Annual incidence is reported to be 1 in 80,000 live births but this figure may underestimate disease prevalence. When late-onset variants of the disease are considered, a prevalence of approximately 1 in 3,000 has been suggested. FD is pan-ethnic.

Clinical description

The clinical picture covers a wide spectrum ranging from mild cases in heterozygous females, to severe cases in classically affected hemizygous males with no residual alpha-galactosidase A activity. These patients may have all the characteristic neurological (pain), cutaneous (angiokeratoma), renal (proteinuria, kidney failure), cardiovascular (cardiomyopathy, arrhythmia), cochleo-vestibular and cerebrovascular (transient ischemic attacks, strokes) signs of the disease. Female patients may have very mild to severe symptoms. Pain is a common early symptom of FD (chronic pain characterized by burning and tingling paresthesia and occasional episodic crises characterized by agonizing burning pain). Pain may resolve in adulthood. Anhidrosis or hypohidrosis may occur causing heat and exercise intolerance. Other signs include angiokeratoma, corneal changes, tinnitus, chronic fatigue, cardiac and cerebrovascular abnormalities (left ventricular hypertrophy, arrhythmia, angina), dyspnea, and nephropathy.

Etiology

Fabry disease is a disorder of glycosphingolipid metabolism caused by deficient or absent lysosomal alpha-galactosidase A activity related to mutations in the GLA gene (Xq21.3-q22) encoding the alpha-galactosidase A enzyme. Deficient activity results in accumulation of globotriaosylceramide (Gb3) within lysosomes, believed to trigger a cascade of cellular events.

Diagnostic methods

Definitive laboratory diagnosis involves demonstration of marked enzyme deficiency in hemizygous males. Enzyme analysis may occasionally help to detect heterozygotes but is often inconclusive due to random X-chromosomal inactivation, making molecular testing (genotyping) of females mandatory.

Differential diagnosis

In childhood, other possible causes of pain such as rheumatoid arthritis and "growing pains" must be ruled out. In adulthood, multiple sclerosis is sometimes considered.

Antenatal diagnosis

Prenatal diagnosis, available by determination of enzyme activity or DNA testing in chorionic villi or cultured amniotic cells is, for ethical reasons, only considered in male fetuses. Pre-implantation diagnosis is possible.

Genetic counseling

FD is transmitted as an X-linked trait.
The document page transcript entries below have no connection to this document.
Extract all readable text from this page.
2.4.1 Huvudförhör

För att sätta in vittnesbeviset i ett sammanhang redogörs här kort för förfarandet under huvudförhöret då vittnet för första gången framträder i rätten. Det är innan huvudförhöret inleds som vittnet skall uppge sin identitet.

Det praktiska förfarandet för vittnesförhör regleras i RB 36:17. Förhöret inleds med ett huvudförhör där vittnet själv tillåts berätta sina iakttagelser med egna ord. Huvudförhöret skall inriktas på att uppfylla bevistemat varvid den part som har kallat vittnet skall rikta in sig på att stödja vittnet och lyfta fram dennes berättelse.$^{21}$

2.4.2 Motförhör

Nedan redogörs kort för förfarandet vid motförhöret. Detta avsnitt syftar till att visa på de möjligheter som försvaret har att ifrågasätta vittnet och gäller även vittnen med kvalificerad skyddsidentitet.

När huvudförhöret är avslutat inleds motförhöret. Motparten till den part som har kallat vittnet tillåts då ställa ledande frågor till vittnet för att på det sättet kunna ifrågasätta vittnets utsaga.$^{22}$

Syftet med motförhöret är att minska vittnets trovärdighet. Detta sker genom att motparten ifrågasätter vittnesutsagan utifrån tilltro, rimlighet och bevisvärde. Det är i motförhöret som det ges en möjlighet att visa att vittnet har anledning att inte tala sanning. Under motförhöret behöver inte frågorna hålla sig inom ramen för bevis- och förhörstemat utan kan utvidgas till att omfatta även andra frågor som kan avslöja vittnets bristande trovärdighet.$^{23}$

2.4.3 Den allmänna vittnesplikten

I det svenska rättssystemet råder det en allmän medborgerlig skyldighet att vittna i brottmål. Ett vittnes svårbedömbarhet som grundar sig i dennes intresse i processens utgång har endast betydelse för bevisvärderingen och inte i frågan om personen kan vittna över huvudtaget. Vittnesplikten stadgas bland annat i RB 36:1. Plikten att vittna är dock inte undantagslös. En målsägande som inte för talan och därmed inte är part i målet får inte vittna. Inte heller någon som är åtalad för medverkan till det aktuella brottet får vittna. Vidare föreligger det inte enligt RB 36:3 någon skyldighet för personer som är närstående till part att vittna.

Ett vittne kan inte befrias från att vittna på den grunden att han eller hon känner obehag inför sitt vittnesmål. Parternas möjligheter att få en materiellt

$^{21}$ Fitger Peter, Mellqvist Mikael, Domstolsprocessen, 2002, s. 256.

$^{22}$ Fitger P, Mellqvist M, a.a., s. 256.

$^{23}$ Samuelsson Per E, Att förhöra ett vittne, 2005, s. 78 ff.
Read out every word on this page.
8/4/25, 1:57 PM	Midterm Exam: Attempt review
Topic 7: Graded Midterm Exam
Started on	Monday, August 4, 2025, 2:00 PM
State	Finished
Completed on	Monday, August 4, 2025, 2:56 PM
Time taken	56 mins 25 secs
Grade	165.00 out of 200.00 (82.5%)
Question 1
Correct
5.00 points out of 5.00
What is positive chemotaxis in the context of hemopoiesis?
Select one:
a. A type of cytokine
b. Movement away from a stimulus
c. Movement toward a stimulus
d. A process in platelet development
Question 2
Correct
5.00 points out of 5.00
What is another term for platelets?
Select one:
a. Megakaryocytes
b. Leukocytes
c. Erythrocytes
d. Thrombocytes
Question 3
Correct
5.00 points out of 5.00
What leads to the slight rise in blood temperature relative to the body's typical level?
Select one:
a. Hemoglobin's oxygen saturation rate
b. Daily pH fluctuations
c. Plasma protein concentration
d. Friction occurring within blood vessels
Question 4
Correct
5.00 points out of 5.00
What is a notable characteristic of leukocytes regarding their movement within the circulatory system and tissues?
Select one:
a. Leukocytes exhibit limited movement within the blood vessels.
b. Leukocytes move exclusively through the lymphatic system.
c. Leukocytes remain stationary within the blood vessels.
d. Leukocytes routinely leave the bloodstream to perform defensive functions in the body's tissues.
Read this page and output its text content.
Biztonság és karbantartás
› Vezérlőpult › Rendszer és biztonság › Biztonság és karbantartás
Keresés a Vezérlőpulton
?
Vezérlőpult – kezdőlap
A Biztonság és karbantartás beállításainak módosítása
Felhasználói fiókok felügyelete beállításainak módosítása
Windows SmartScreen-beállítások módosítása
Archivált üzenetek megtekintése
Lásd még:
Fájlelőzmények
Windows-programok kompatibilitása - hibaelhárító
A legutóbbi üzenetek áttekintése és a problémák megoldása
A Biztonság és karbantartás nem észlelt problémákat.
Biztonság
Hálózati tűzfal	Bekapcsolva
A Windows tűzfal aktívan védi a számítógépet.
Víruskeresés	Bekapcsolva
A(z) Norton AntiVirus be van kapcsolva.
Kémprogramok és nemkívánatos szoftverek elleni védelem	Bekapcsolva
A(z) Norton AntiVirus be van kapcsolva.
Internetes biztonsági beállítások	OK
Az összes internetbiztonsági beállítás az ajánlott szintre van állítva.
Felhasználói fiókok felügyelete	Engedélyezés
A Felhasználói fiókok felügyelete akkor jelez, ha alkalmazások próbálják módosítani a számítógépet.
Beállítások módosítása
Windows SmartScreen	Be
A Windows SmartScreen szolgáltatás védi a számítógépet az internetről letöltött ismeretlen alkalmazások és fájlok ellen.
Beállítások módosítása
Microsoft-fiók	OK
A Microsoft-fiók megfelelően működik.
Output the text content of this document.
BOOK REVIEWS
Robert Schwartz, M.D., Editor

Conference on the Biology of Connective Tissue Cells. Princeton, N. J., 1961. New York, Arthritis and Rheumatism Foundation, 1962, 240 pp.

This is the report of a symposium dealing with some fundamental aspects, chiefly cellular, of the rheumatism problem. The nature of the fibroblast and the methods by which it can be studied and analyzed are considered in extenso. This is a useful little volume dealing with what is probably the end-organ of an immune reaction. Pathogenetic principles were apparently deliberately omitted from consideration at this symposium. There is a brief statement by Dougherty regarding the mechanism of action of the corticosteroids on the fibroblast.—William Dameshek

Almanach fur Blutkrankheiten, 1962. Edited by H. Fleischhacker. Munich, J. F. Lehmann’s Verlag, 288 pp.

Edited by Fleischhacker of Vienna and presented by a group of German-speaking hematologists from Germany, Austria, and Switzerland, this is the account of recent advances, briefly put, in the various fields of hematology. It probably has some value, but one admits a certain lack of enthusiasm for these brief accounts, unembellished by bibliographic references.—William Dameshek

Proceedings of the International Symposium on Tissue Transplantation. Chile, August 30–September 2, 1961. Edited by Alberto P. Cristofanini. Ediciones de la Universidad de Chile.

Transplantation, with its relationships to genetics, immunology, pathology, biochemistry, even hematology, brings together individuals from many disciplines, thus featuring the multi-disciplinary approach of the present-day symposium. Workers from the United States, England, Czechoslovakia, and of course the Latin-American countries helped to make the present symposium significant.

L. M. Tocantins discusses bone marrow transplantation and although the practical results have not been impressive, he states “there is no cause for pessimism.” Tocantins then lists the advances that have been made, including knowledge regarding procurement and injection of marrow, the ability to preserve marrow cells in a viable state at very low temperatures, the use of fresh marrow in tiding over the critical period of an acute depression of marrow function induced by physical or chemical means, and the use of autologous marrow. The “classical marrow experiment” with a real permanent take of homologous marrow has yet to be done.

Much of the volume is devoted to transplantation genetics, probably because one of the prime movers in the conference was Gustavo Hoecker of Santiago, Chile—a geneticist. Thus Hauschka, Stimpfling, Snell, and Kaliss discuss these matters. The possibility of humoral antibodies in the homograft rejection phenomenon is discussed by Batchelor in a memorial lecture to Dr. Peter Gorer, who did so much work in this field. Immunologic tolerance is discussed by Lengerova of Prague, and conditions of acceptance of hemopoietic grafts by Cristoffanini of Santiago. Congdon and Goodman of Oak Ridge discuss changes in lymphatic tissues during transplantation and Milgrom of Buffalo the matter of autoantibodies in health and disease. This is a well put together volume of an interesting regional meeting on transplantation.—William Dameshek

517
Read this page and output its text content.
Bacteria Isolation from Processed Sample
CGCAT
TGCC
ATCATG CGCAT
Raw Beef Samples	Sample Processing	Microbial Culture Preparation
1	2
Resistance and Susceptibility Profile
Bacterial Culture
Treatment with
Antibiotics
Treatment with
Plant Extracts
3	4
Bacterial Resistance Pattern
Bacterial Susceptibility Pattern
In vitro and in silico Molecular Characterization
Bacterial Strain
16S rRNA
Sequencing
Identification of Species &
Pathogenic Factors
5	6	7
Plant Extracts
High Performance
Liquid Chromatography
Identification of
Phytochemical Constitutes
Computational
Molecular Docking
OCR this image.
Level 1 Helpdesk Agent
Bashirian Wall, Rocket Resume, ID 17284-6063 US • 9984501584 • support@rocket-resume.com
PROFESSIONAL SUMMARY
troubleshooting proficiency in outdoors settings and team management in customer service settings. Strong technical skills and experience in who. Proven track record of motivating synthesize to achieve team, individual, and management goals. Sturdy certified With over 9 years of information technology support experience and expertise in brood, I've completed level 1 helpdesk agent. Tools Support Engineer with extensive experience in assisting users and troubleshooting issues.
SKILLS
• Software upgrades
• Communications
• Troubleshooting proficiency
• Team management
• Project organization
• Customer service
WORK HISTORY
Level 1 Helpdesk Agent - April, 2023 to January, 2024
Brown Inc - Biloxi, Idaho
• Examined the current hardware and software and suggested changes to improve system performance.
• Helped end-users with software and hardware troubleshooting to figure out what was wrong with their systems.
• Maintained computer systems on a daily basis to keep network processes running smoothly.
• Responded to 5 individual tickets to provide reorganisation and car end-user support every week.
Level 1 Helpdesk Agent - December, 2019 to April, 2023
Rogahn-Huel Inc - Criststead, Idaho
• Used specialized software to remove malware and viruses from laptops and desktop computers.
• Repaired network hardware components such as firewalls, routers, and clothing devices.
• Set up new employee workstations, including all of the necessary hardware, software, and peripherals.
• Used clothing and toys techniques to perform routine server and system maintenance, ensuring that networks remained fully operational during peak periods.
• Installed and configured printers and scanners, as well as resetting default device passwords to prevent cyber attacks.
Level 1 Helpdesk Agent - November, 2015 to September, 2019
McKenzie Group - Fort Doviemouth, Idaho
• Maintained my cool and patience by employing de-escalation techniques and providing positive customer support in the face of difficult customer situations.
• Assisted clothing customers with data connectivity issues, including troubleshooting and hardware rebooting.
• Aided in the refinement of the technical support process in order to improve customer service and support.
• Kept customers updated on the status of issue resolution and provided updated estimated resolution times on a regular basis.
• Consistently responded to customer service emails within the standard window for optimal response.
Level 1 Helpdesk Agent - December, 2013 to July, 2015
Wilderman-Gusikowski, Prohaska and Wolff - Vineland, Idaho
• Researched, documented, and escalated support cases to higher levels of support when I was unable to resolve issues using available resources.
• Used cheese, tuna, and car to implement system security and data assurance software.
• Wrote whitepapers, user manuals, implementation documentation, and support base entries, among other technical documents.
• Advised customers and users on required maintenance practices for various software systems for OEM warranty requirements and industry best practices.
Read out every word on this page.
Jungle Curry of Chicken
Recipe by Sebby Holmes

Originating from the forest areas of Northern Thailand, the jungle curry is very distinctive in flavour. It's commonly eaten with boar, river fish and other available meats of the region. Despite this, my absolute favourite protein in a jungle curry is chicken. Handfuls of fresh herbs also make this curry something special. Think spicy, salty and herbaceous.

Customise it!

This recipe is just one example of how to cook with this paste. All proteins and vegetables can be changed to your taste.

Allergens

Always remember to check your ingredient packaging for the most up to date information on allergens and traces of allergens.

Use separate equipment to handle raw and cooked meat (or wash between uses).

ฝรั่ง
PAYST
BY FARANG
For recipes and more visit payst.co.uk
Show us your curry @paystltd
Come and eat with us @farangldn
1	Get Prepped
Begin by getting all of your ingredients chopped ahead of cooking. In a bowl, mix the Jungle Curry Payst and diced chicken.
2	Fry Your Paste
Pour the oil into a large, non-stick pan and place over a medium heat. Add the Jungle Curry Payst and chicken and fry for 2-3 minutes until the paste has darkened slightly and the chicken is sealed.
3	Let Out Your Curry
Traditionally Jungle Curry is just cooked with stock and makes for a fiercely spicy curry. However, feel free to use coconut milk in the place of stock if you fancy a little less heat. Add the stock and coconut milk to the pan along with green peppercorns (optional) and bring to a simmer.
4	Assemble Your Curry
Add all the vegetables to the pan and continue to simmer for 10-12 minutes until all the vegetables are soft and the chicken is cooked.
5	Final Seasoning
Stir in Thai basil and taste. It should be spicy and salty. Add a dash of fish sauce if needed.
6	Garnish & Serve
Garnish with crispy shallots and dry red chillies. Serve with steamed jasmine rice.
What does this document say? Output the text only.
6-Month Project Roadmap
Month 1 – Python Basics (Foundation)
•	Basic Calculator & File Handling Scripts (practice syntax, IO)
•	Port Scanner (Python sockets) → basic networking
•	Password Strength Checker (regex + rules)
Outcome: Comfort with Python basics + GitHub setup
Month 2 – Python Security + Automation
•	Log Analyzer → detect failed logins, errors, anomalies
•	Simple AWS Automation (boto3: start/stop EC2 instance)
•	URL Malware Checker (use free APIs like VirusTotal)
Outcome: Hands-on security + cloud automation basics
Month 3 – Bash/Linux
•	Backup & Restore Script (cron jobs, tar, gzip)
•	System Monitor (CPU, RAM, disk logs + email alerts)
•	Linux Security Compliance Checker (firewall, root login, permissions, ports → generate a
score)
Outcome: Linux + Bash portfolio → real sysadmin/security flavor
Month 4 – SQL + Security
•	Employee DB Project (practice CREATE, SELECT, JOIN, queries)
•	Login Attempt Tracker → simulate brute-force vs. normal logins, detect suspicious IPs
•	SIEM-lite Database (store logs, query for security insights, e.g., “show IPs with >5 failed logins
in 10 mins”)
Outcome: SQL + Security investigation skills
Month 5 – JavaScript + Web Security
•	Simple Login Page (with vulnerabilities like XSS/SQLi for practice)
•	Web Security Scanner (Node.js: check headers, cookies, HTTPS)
The existence of atypical, late-onset, variants and the availability of specific therapy complicate genetic counseling.

Management and treatment

A disease-specific therapeutic option (enzyme replacement therapy using in vitro engineered alpha-galactosidase A) has recently been introduced and its long-term outcome is under investigation for both preparations available, but is promising. Enzyme enhancement with pharmacological chaperones is currently under investigation in clinical trials. Conventional management consists of pain relief with analgesic drugs, nephroprotection (angiotensin converting enzyme inhibitors and angiotensin receptors blockers), antiarrhythmic agents, pace-maker or implantable cardioverter defibrillator, dialysis and kidney transplant.

Prognosis

With age, progressive damage to vital organ systems develops, possibly leading to organ failure. End-stage renal disease and life-threatening cardiovascular or cerebrovascular complications limit the life-expectancy of untreated males and females with reductions of 20 and 10 years, respectively, versus the general population.